In recent days, Ohio Gov. Mike DeWine has expressed skepticism about allowing large gatherings of people to concentrate, such as at the NFL Pro Football Hall of Fame in Canton.
“Having a crowd that size, I think, is highly unlikely,” DeWine said earlier this week. “We’ll have to see where we are at that point.”
“It was a very difficult decision to cancel,” Scott Buchanan, chair of the United States Air and Trade Show trustees, said in the show’s release Friday. “There were simply too many unanswered questions significantly increasing the risk of not being able to produce a safe and successful show for the community.”
“It just became clear to us — that, and the military hasn’t been flying (in air shows),” Grevious added. “That was a concern to us, because that was a big part of our event.”
Event organizers are grappling with day-to-day changes in the safety landscape.
Organizers of the Butler County Fair have announced three changes over the past two months - they first cancelled the show entirely, then reinstated some livestock competitions, and most recently announced they would allow some night events with small crowds.

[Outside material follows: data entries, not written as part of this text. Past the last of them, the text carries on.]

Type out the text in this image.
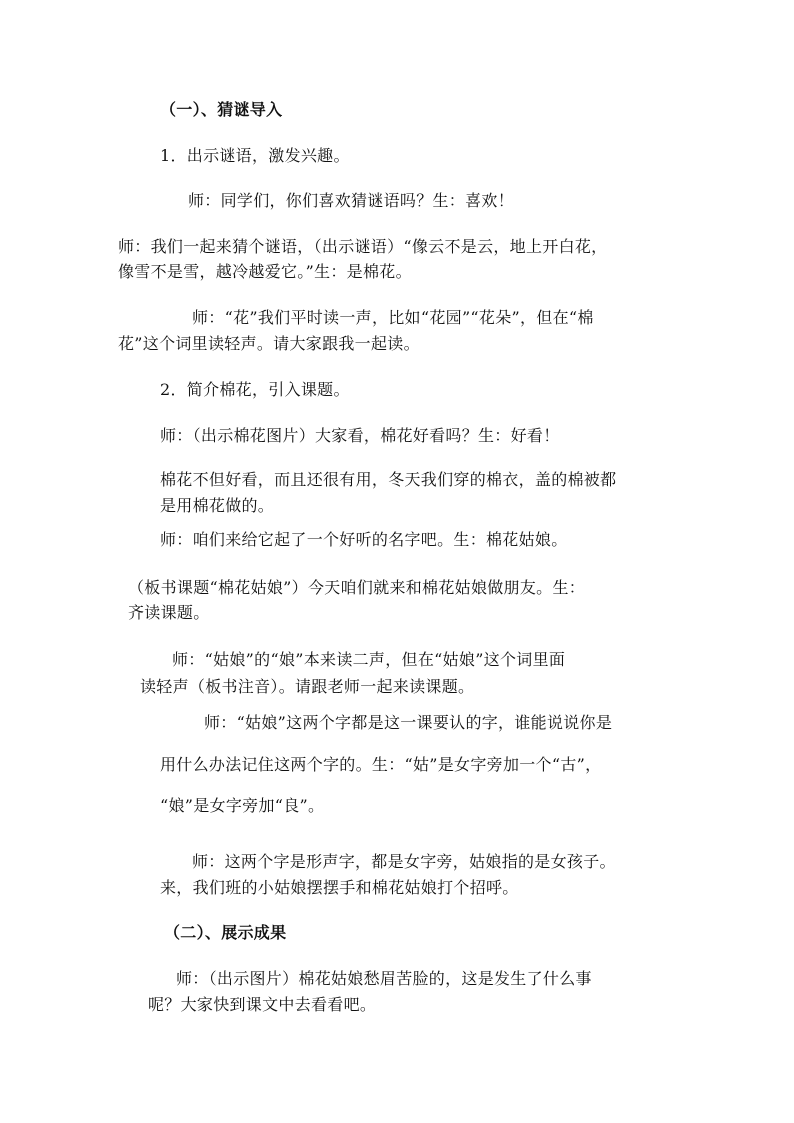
（一）、猜谜导入
1．出示谜语，激发兴趣。
师：同学们，你们喜欢猜谜语吗？生：喜欢！
师：我们一起来猜个谜语，（出示谜语）“像云不是云，地上开白花，
像雪不是雪，越冷越爱它。”生：是棉花。
师：“花”我们平时读一声，比如“花园”“花朵”，但在“棉
花”这个词里读轻声。请大家跟我一起读。
2．简介棉花，引入课题。
师：（出示棉花图片）大家看，棉花好看吗？生：好看！
棉花不但好看，而且还很有用，冬天我们穿的棉衣，盖的棉被都
是用棉花做的。
师：咱们来给它起了一个好听的名字吧。生：棉花姑娘。
（板书课题“棉花姑娘”）今天咱们就来和棉花姑娘做朋友。生：
齐读课题。
师：“姑娘”的“娘”本来读二声，但在“姑娘”这个词里面
读轻声（板书注音）。请跟老师一起来读课题。
师：“姑娘”这两个字都是这一课要认的字，谁能说说你是
用什么办法记住这两个字的。生：“姑”是女字旁加一个“古”，
“娘”是女字旁加“良”。
师：这两个字是形声字，都是女字旁，姑娘指的是女孩子。
来，我们班的小姑娘摆摆手和棉花姑娘打个招呼。
（二）、展示成果
师：（出示图片）棉花姑娘愁眉苦脸的，这是发生了什么事
呢？大家快到课文中去看看吧。
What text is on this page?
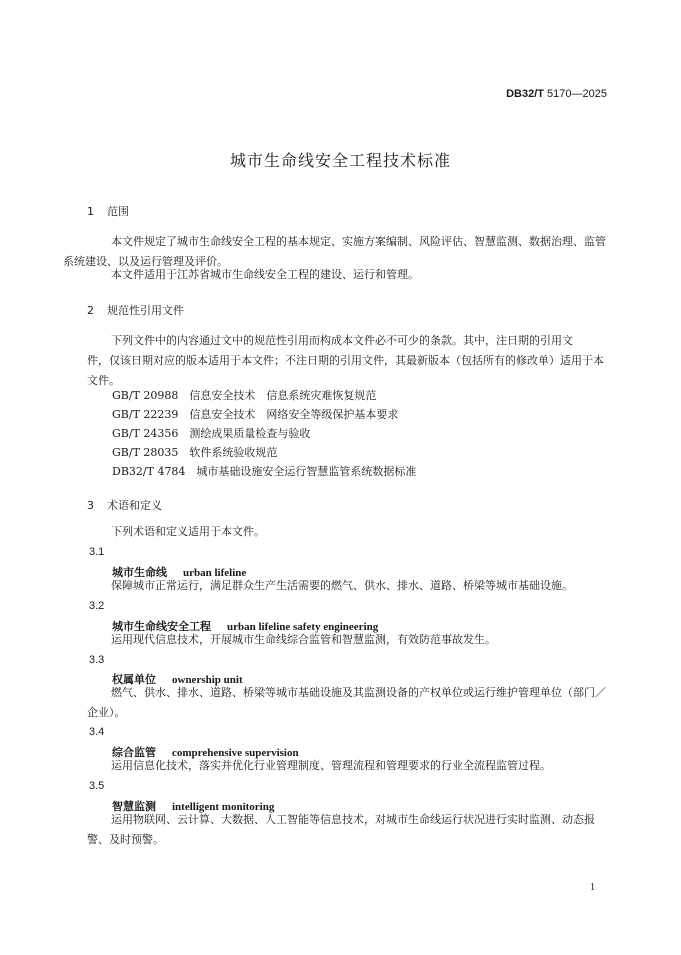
DB32/T 5170—2025
城市生命线安全工程技术标准
1 范围
本文件规定了城市生命线安全工程的基本规定、实施方案编制、风险评估、智慧监测、数据治理、监管
系统建设、以及运行管理及评价。
本文件适用于江苏省城市生命线安全工程的建设、运行和管理。
2 规范性引用文件
下列文件中的内容通过文中的规范性引用而构成本文件必不可少的条款。其中，注日期的引用文
件，仅该日期对应的版本适用于本文件；不注日期的引用文件，其最新版本（包括所有的修改单）适用于本
文件。
GB/T 20988　 信息安全技术　信息系统灾难恢复规范
GB/T 22239　 信息安全技术　网络安全等级保护基本要求
GB/T 24356　 测绘成果质量检查与验收
GB/T 28035　 软件系统验收规范
DB32/T 4784　 城市基础设施安全运行智慧监管系统数据标准
3 术语和定义
下列术语和定义适用于本文件。
3.1
城市生命线 urban lifeline
保障城市正常运行，满足群众生产生活需要的燃气、供水、排水、道路、桥梁等城市基础设施。
3.2
城市生命线安全工程 urban lifeline safety engineering
运用现代信息技术，开展城市生命线综合监管和智慧监测，有效防范事故发生。
3.3
权属单位 ownership unit
燃气、供水、排水、道路、桥梁等城市基础设施及其监测设备的产权单位或运行维护管理单位（部门／
企业）。
3.4
综合监管 comprehensive supervision
运用信息化技术，落实并优化行业管理制度、管理流程和管理要求的行业全流程监管过程。
3.5
智慧监测 intelligent monitoring
运用物联网、云计算、大数据、人工智能等信息技术，对城市生命线运行状况进行实时监测、动态报
警、及时预警。
1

Next year’s Dayton Air Show will be July 10-11, scheduled to be headlined by the U.S. Air Force Thunderbirds. 2006 Beavercreek High School graduate, now Captain Kyle “Gumbo” Oliver, who will be flying as the opposing solo in the Thunderbird # 6 aircraft next year.
Oliver was inspired to join the Air Force while watching the Thunderbirds as a teen visitor to the Dayton Air Show, the show said.
Any tickets or special seating that have already been purchased for the 2020 show will be honored at the 2021 show.